Club cells are known to give rise to ciliated cells9. We also observed a trajectory from club to ciliated cells, which occurred almost exclusively through DTA+_club (Supplementary Fig. 7h, i), suggesting that differentiation into ciliated cells occurs preferentially through stressed club cells in our mouse model. While the expression of club cell markers is gradually reduced during the transition to DTA+_club and completely lost in DTA+_Foxj1+ cells, the expression of ciliated markers already started to increase in DTA+_club cells (Supplementary Fig. 7j–l and Supplementary Data 12).

Finally, club_div cells were predicted to give rise to both club and AT2 cells (Fig. 7h, i). As observed in SRC mice, club_div cells had decreased secretory cell markers, such as Scgb3a2 and Scgb1c1, and increased AT2 markers, such as Napsa and Lamp3 (Fig. 7j–l and Supplementary Data 13). Cldn18, a tight junction protein highly expressed in the alveolar epithelium, was also among the top DEGs upregulated in club_div, corroborating the club to AT2 cell transition (Fig. 7l).
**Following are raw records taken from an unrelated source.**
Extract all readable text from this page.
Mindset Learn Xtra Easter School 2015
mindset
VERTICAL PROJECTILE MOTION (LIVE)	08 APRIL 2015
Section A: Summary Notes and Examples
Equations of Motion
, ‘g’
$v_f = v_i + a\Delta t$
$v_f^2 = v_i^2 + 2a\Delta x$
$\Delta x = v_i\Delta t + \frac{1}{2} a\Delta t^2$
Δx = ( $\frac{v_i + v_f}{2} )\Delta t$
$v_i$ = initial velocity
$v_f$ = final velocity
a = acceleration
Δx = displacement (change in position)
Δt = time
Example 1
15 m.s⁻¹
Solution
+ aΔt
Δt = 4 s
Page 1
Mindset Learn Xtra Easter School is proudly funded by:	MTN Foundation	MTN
Taken together, these data suggest secretory cells as the main epithelial progenitor cell population in the distal lung following Scgb1a1+ and Sftpc+ cell loss. In particular, goblet cells, previously thought to be terminally differentiated, are predicted to be progenitors for basal and club cells, and club_div cells for club and AT2 cells. Stressed (DTA+) club cells seem to be driven to differentiate into ciliated cells (Fig. 7m).